In 2019, the city council of New York enacted legislation requiring the closure of Rikers Island by 2026. To have the annihilation of Black Americans and the working poor made so public and laid so bare had become inconvenient. Better to do things like this quietly, in local county jails and lockups. The plan was to spread this torture out among four new jails that would be built for the purpose of shutting down the Rikers prison camp. 

Eric Adams, the police-chief mayor of New York City, a nominal Democrat, has repeatedly said he has no intention of reducing the population of Rikers Island, a necessary prerequisite to closing it.
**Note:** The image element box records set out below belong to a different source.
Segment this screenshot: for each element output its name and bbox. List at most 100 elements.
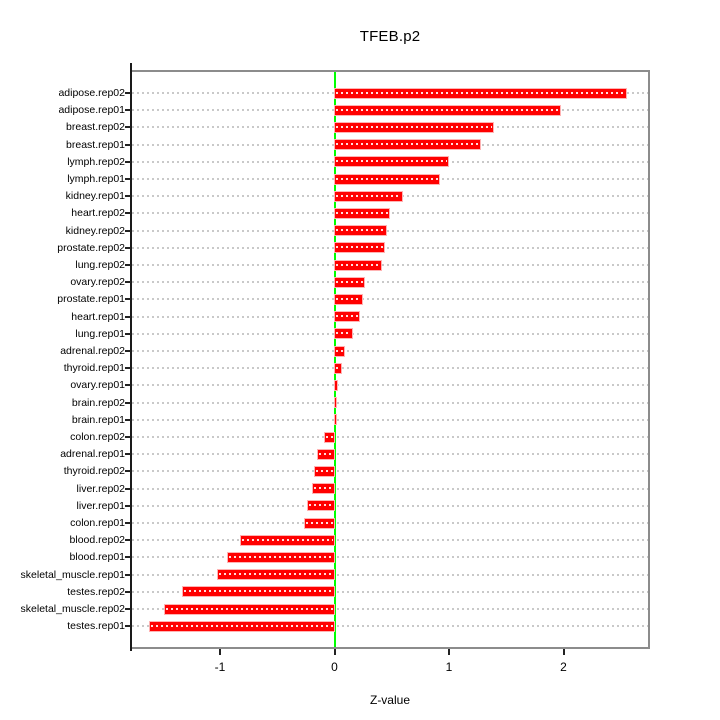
y-tick	[125, 264, 131, 266]
y-tick-label: prostate.rep01	[57, 293, 125, 306]
bar-liver.rep02	[312, 484, 335, 494]
bar-grid-dots	[335, 91, 626, 94]
bar-grid-dots	[305, 521, 334, 524]
y-tick-label: adrenal.rep02	[60, 345, 125, 357]
y-axis-line	[130, 63, 132, 651]
bar-prostate.rep01	[334, 294, 362, 304]
y-tick	[125, 384, 131, 387]
bar-breast.rep01	[334, 140, 480, 150]
y-tick	[125, 298, 131, 301]
gridline	[132, 487, 648, 490]
y-tick-label: prostate.rep02	[57, 241, 125, 254]
y-tick-label: adipose.rep02	[58, 87, 125, 99]
gridline	[132, 229, 648, 232]
x-tick	[448, 649, 450, 655]
y-tick-label: adrenal.rep01	[60, 448, 125, 461]
chart-title: TFEB.p2	[359, 28, 421, 45]
y-tick-label: heart.rep02	[71, 207, 125, 220]
gridline	[132, 350, 648, 352]
gridline	[132, 418, 648, 421]
bar-adrenal.rep02	[334, 346, 344, 356]
y-tick	[125, 401, 131, 404]
x-tick	[333, 649, 336, 655]
bar-skeletal_muscle.rep01	[217, 570, 335, 580]
gridline	[132, 556, 648, 559]
y-tick	[125, 315, 131, 318]
y-tick	[125, 229, 131, 232]
bar-breast.rep02	[334, 122, 493, 132]
y-tick-label: liver.rep01	[76, 499, 125, 512]
bar-grid-dots	[218, 573, 334, 576]
bar-prostate.rep02	[334, 243, 384, 253]
bar-grid-dots	[335, 211, 389, 214]
y-tick-label: ovary.rep01	[70, 379, 125, 392]
bar-grid-dots	[335, 108, 560, 111]
bar-lung.rep02	[334, 260, 382, 270]
gridline	[132, 401, 648, 404]
y-tick	[125, 332, 131, 335]
bar-grid-dots	[335, 297, 361, 300]
y-tick-label: colon.rep01	[70, 517, 125, 529]
y-tick	[125, 453, 131, 456]
gridline	[132, 315, 648, 318]
bar-adipose.rep02	[334, 88, 627, 98]
y-tick-label: heart.rep01	[71, 310, 125, 323]
bar-grid-dots	[241, 538, 334, 541]
gridline	[132, 264, 648, 266]
y-tick-label: brain.rep02	[71, 396, 125, 409]
gridline	[132, 573, 648, 576]
y-tick	[125, 522, 131, 524]
y-tick-label: lymph.rep01	[67, 173, 125, 185]
y-tick	[125, 436, 131, 438]
y-tick-label: blood.rep01	[69, 551, 125, 564]
bar-grid-dots	[335, 160, 447, 163]
bar-grid-dots	[313, 487, 334, 490]
y-tick-label: ovary.rep02	[70, 276, 125, 289]
y-tick	[125, 470, 131, 473]
bar-grid-dots	[309, 504, 334, 507]
bar-lymph.rep01	[334, 174, 439, 184]
y-tick	[125, 143, 131, 146]
y-tick	[125, 367, 131, 370]
bar-kidney.rep01	[334, 191, 403, 201]
bar-grid-dots	[335, 143, 479, 146]
bar-grid-dots	[335, 246, 383, 249]
bar-blood.rep01	[228, 552, 335, 562]
y-tick-label: kidney.rep02	[65, 224, 125, 237]
y-tick-label: lung.rep01	[75, 327, 125, 340]
bar-grid-dots	[335, 332, 351, 335]
y-tick	[125, 212, 131, 215]
y-tick	[125, 556, 131, 559]
y-tick	[125, 246, 131, 249]
gridline	[132, 384, 648, 387]
bar-thyroid.rep01	[334, 363, 342, 373]
y-tick-label: colon.rep02	[70, 431, 125, 443]
y-tick	[125, 160, 131, 163]
plot-area	[130, 70, 650, 649]
bar-grid-dots	[335, 229, 386, 232]
bar-grid-dots	[319, 452, 334, 455]
bar-testes.rep02	[183, 587, 335, 597]
bar-liver.rep01	[308, 501, 335, 511]
y-tick-label: blood.rep02	[69, 534, 125, 547]
y-tick	[125, 625, 131, 628]
bar-adipose.rep01	[334, 105, 561, 115]
y-tick	[125, 92, 131, 94]
gridline	[132, 436, 648, 438]
bar-kidney.rep02	[334, 226, 387, 236]
bar-lung.rep01	[334, 329, 352, 339]
bar-grid-dots	[335, 194, 402, 197]
y-tick-label: brain.rep01	[71, 413, 125, 426]
bar-colon.rep02	[325, 432, 335, 442]
y-tick-label: lung.rep02	[75, 259, 125, 271]
y-tick-label: breast.rep02	[66, 121, 125, 134]
gridline	[132, 332, 648, 335]
gridline	[132, 470, 648, 473]
y-tick	[125, 504, 131, 507]
bar-brain.rep01	[334, 415, 336, 425]
x-tick-label: 0	[331, 660, 338, 674]
gridline	[132, 367, 648, 370]
gridline	[132, 212, 648, 215]
y-tick	[125, 573, 131, 576]
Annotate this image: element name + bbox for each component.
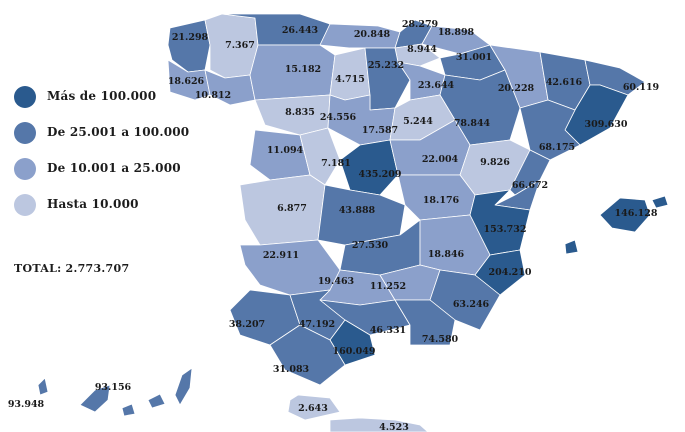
region-label: 4.715 [335, 74, 365, 85]
region-label: 9.826 [480, 157, 510, 168]
region-label: 27.530 [352, 240, 389, 251]
legend-item: De 10.001 a 25.000 [14, 158, 204, 194]
legend: Más de 100.000 De 25.001 a 100.000 De 10… [14, 86, 204, 230]
legend-swatch-icon [14, 158, 36, 180]
region-label: 60.119 [623, 82, 660, 93]
region-shape [269, 324, 346, 386]
region-label: 8.944 [407, 44, 437, 55]
region-label: 4.523 [379, 422, 409, 432]
region-shape [174, 367, 193, 406]
region-label: 8.835 [285, 107, 315, 118]
region-label: 18.898 [438, 27, 475, 38]
region-label: 153.732 [484, 224, 527, 235]
legend-item: De 25.001 a 100.000 [14, 122, 204, 158]
region-label: 26.443 [282, 25, 318, 36]
region-shape [651, 195, 669, 209]
region-label: 63.246 [453, 299, 490, 310]
region-label: 204.210 [489, 267, 532, 278]
region-shape [599, 197, 651, 233]
region-label: 74.580 [422, 334, 459, 345]
region-label: 2.643 [298, 403, 328, 414]
region-label: 18.846 [428, 249, 465, 260]
region-label: 435.209 [359, 169, 402, 180]
region-label: 10.812 [195, 90, 231, 101]
region-label: 42.616 [546, 77, 583, 88]
total-summary: TOTAL: 2.773.707 [14, 262, 129, 275]
region-label: 43.888 [339, 205, 376, 216]
region-label: 160.049 [333, 346, 376, 357]
region-label: 93.156 [95, 382, 132, 393]
legend-label: Más de 100.000 [47, 89, 157, 103]
region-label: 66.672 [512, 180, 548, 191]
region-label: 146.128 [615, 208, 658, 219]
region-label: 21.298 [172, 32, 209, 43]
legend-label: Hasta 10.000 [47, 197, 139, 211]
region-shape [317, 184, 406, 246]
region-label: 31.001 [456, 52, 492, 63]
region-label: 6.877 [277, 203, 307, 214]
region-label: 5.244 [403, 116, 433, 127]
region-label: 18.176 [423, 195, 460, 206]
region-labels: 21.298 7.367 26.443 20.848 28.279 18.898… [8, 19, 660, 432]
region-shape [147, 393, 166, 409]
region-shape [564, 239, 579, 255]
region-shape [474, 249, 526, 296]
region-label: 7.367 [225, 40, 255, 51]
legend-label: De 25.001 a 100.000 [47, 125, 190, 139]
region-shape [287, 394, 341, 421]
total-label: TOTAL: [14, 262, 62, 275]
region-shape [121, 403, 136, 417]
region-shape [37, 377, 49, 396]
region-label: 22.004 [422, 154, 459, 165]
legend-label: De 10.001 a 25.000 [47, 161, 181, 175]
legend-item: Hasta 10.000 [14, 194, 204, 230]
region-label: 28.279 [402, 19, 439, 30]
region-label: 47.192 [299, 319, 335, 330]
region-label: 25.232 [368, 60, 404, 71]
region-label: 7.181 [321, 158, 351, 169]
region-label: 20.228 [498, 83, 535, 94]
region-label: 31.083 [273, 364, 309, 375]
region-label: 22.911 [263, 250, 299, 261]
region-label: 17.587 [362, 125, 398, 136]
region-label: 11.094 [267, 145, 304, 156]
total-value: 2.773.707 [65, 262, 130, 275]
region-shape [299, 127, 341, 186]
legend-swatch-icon [14, 194, 36, 216]
region-label: 20.848 [354, 29, 391, 40]
region-shape [519, 99, 581, 161]
legend-swatch-icon [14, 122, 36, 144]
provinces-layer [37, 13, 669, 432]
region-label: 19.463 [318, 276, 354, 287]
region-label: 309.630 [585, 119, 628, 130]
region-label: 46.331 [370, 325, 406, 336]
region-label: 23.644 [418, 80, 455, 91]
region-shape [329, 417, 429, 432]
region-label: 68.175 [539, 142, 575, 153]
region-label: 11.252 [370, 281, 406, 292]
region-shape [79, 384, 111, 413]
legend-item: Más de 100.000 [14, 86, 204, 122]
region-label: 93.948 [8, 399, 45, 410]
region-label: 24.556 [320, 112, 357, 123]
region-label: 78.844 [454, 118, 491, 129]
region-label: 38.207 [229, 319, 265, 330]
region-shape [394, 299, 456, 346]
legend-swatch-icon [14, 86, 36, 108]
region-label: 18.626 [168, 76, 205, 87]
region-label: 15.182 [285, 64, 321, 75]
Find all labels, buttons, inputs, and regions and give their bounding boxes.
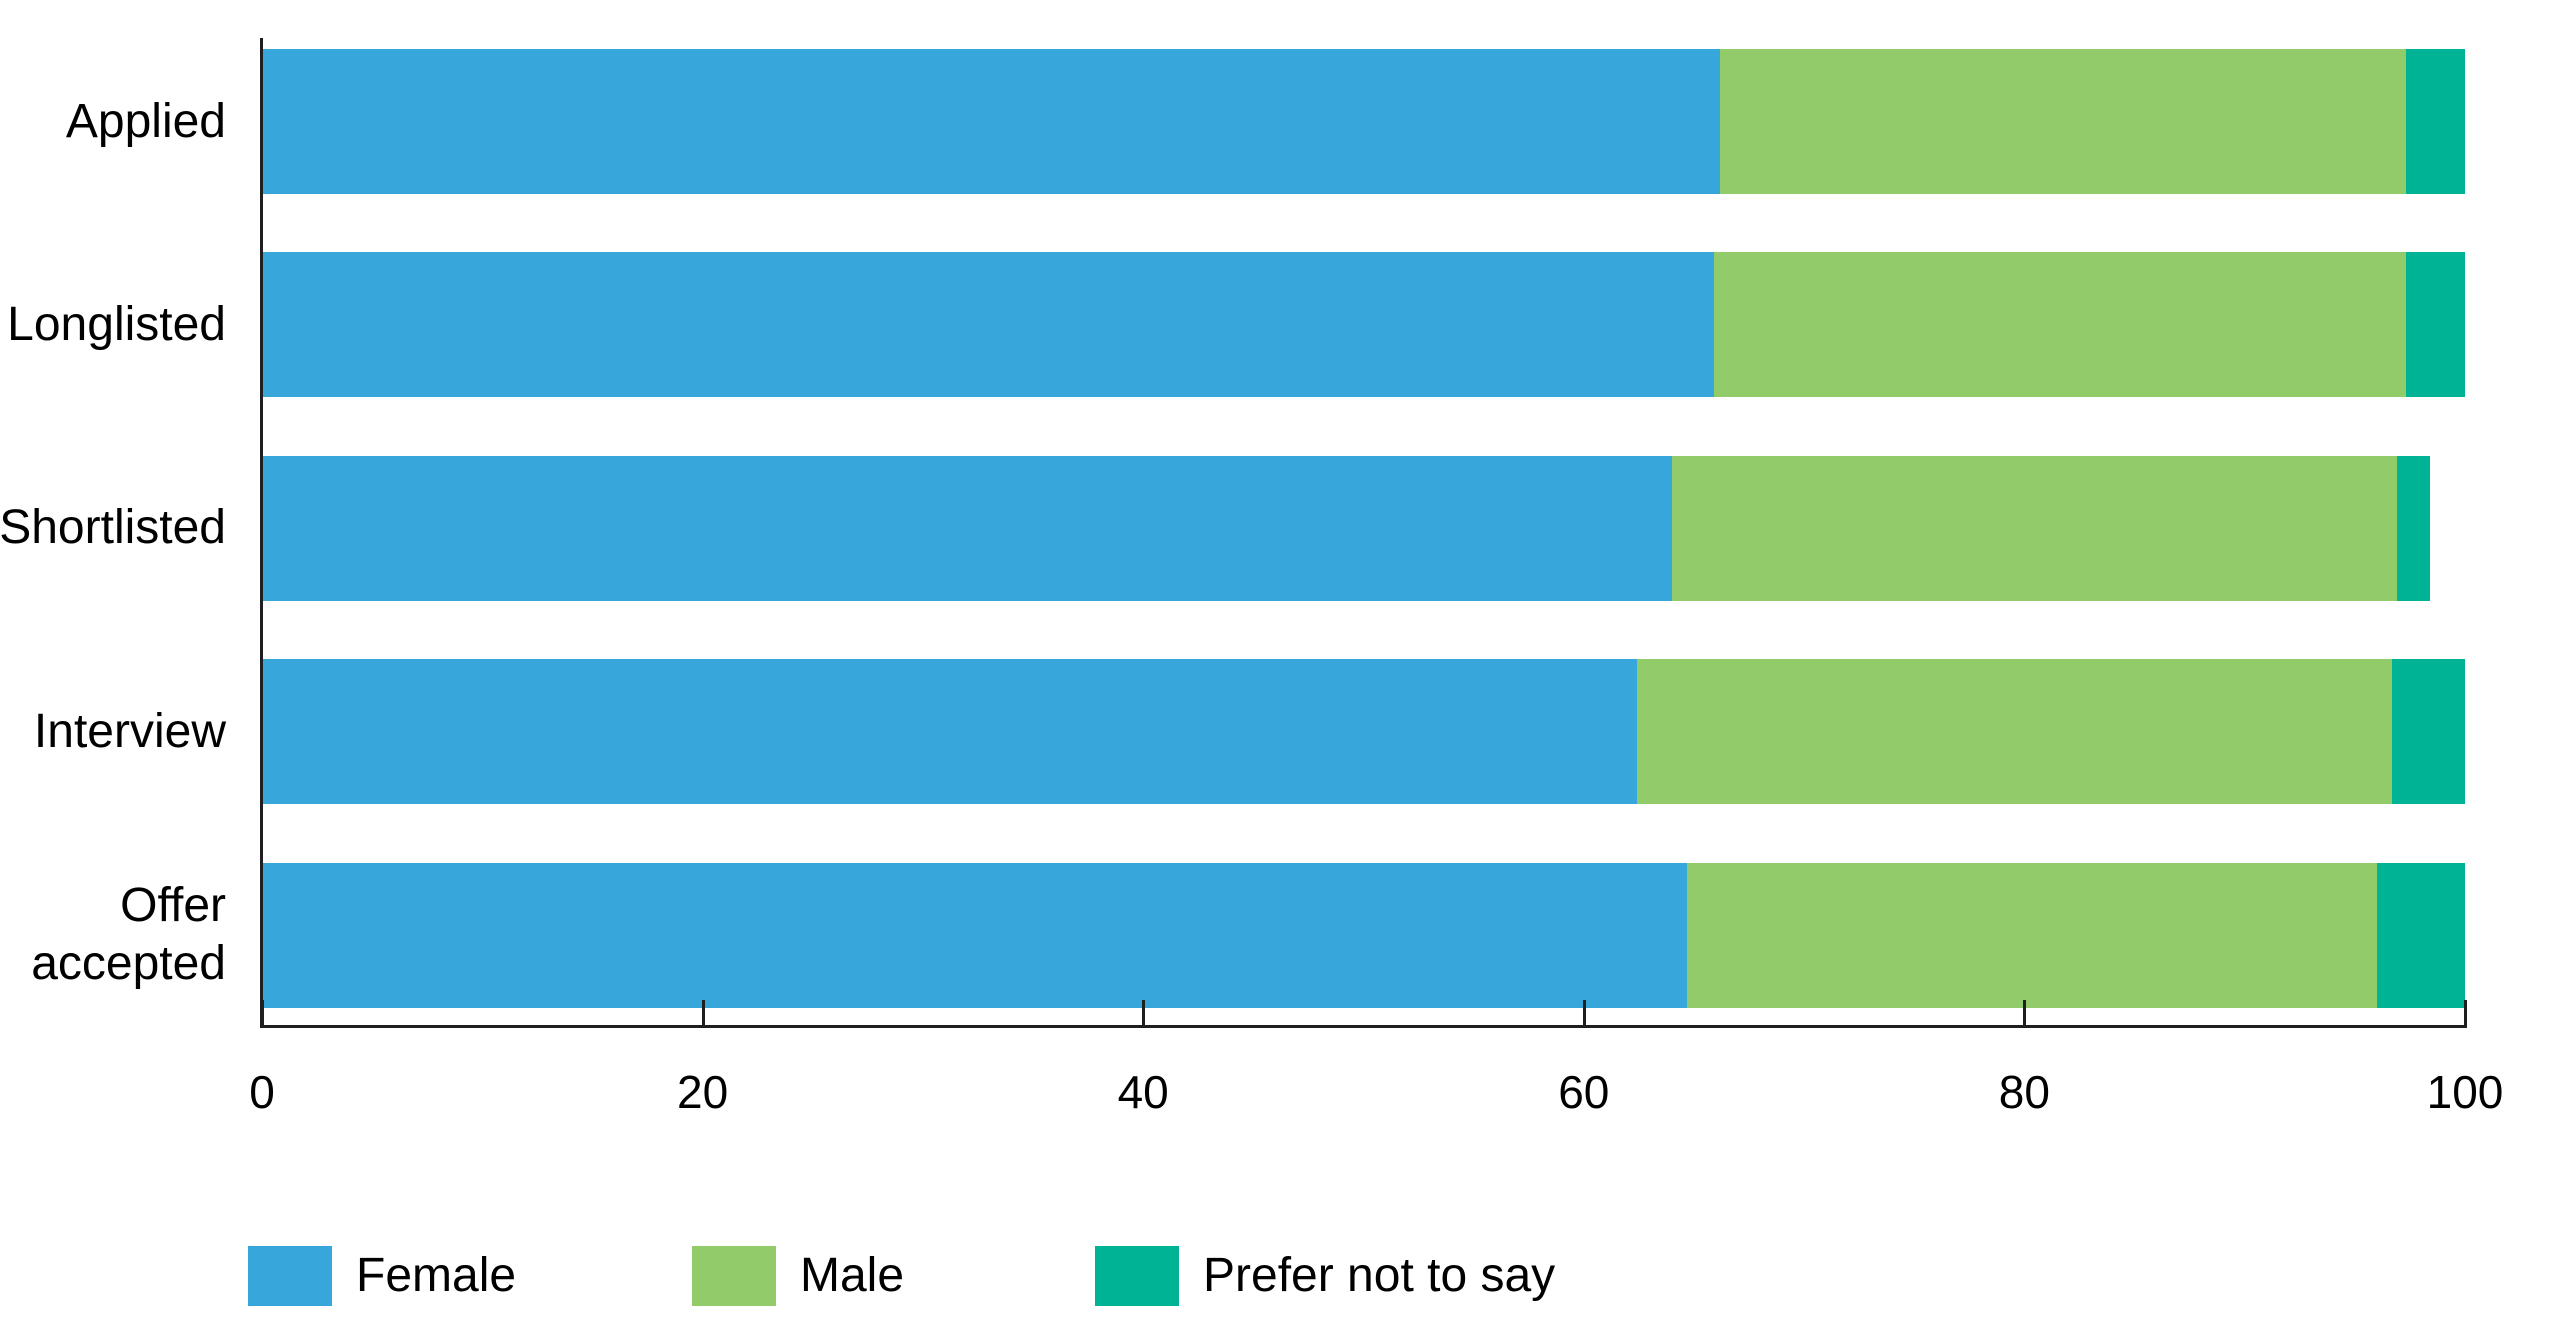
bar-row xyxy=(262,252,2465,398)
bar-segment-prefer-not-to-say xyxy=(2405,49,2465,194)
legend-swatch xyxy=(692,1246,776,1306)
x-tick xyxy=(2023,1000,2027,1025)
y-axis xyxy=(260,38,263,1027)
x-tick-label: 100 xyxy=(2426,1066,2504,1118)
bar-segment-female xyxy=(262,862,1688,1008)
bar-row xyxy=(262,49,2465,194)
legend-label: Female xyxy=(356,1249,517,1302)
bar-segment-male xyxy=(1671,455,2397,601)
legend-swatch xyxy=(248,1246,332,1306)
bar-segment-male xyxy=(1713,252,2406,398)
bar-row xyxy=(262,455,2430,601)
x-tick-label: 0 xyxy=(249,1066,275,1118)
category-label: Interview xyxy=(33,704,226,758)
bar-segment-prefer-not-to-say xyxy=(2392,659,2465,805)
bar-segment-male xyxy=(1636,659,2393,805)
legend-swatch xyxy=(1095,1246,1179,1306)
x-tick xyxy=(701,1000,705,1025)
bar-segment-female xyxy=(262,252,1714,398)
legend-item: Prefer not to say xyxy=(1095,1246,1555,1306)
x-tick xyxy=(1142,1000,1146,1025)
category-label: Shortlisted xyxy=(0,501,226,555)
legend-label: Prefer not to say xyxy=(1203,1249,1556,1302)
bar-segment-prefer-not-to-say xyxy=(2405,252,2465,398)
bar-row xyxy=(262,862,2465,1008)
x-tick xyxy=(2464,1000,2467,1025)
bar-segment-female xyxy=(262,455,1672,601)
bar-segment-female xyxy=(262,49,1721,194)
category-label: Applied xyxy=(65,94,226,148)
category-label: Offer accepted xyxy=(31,879,226,991)
legend-item: Male xyxy=(692,1246,904,1306)
x-tick-label: 20 xyxy=(677,1066,729,1118)
x-tick-label: 40 xyxy=(1117,1066,1169,1118)
bar-segment-prefer-not-to-say xyxy=(2376,862,2465,1008)
x-tick-label: 80 xyxy=(1998,1066,2050,1118)
bar-segment-prefer-not-to-say xyxy=(2396,455,2430,601)
bar-segment-male xyxy=(1687,862,2377,1008)
x-axis xyxy=(260,1025,2467,1028)
x-tick xyxy=(1582,1000,1586,1025)
bar-segment-female xyxy=(262,659,1637,805)
legend-item: Female xyxy=(248,1246,516,1306)
legend-label: Male xyxy=(800,1249,905,1302)
bar-segment-male xyxy=(1720,49,2406,194)
category-label: Longlisted xyxy=(7,297,226,351)
bar-row xyxy=(262,659,2465,805)
x-tick xyxy=(261,1000,264,1025)
x-tick-label: 60 xyxy=(1558,1066,1610,1118)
Will it be closed? The city government remains ambivalent. The only update has been to push out the closure date, a sure sign that there is a lack of commitment to the plan. 

In fact, real reform of the prison system is impossible without basic reform of the U.S. economy. Democrats typically profess to represent marginalized communities, but they are beholden to the same economic and social interests as the Republicans. Perhaps that’s why their solution to Rikers Island is to do nothing. Democrats have passed some of the worst, anti-prisoner, pro-carceral legislation this country has seen in the past century, like Clinton’s Violent Crime Control and Law Enforcement Act of 1994. A steady drumbeat of Democrats denouncing the radical demand for prison and police abolition, of actively increasing the funding of the police and the prisons — such as Biden’s plan to put 100,000 new police on the streets, or the allocation of COVID relief money to prisons and police stations, the Biden administration’s plan to steal money earned by federal prisoners under the so-called “Inmate Financial Responsibility Program,” or the new border prisons operated by the Biden regime to incarcerate the desperate, poor, and dispossessed — makes them just as complicit as any frothing white-hooded Republican.

Republicans proudly claim that they represent business interests and oligarchs, but Democrats claim allegiance to the working people while sliding in the knife — a knife, in New York, that is shaped like the prison on Rikers Island.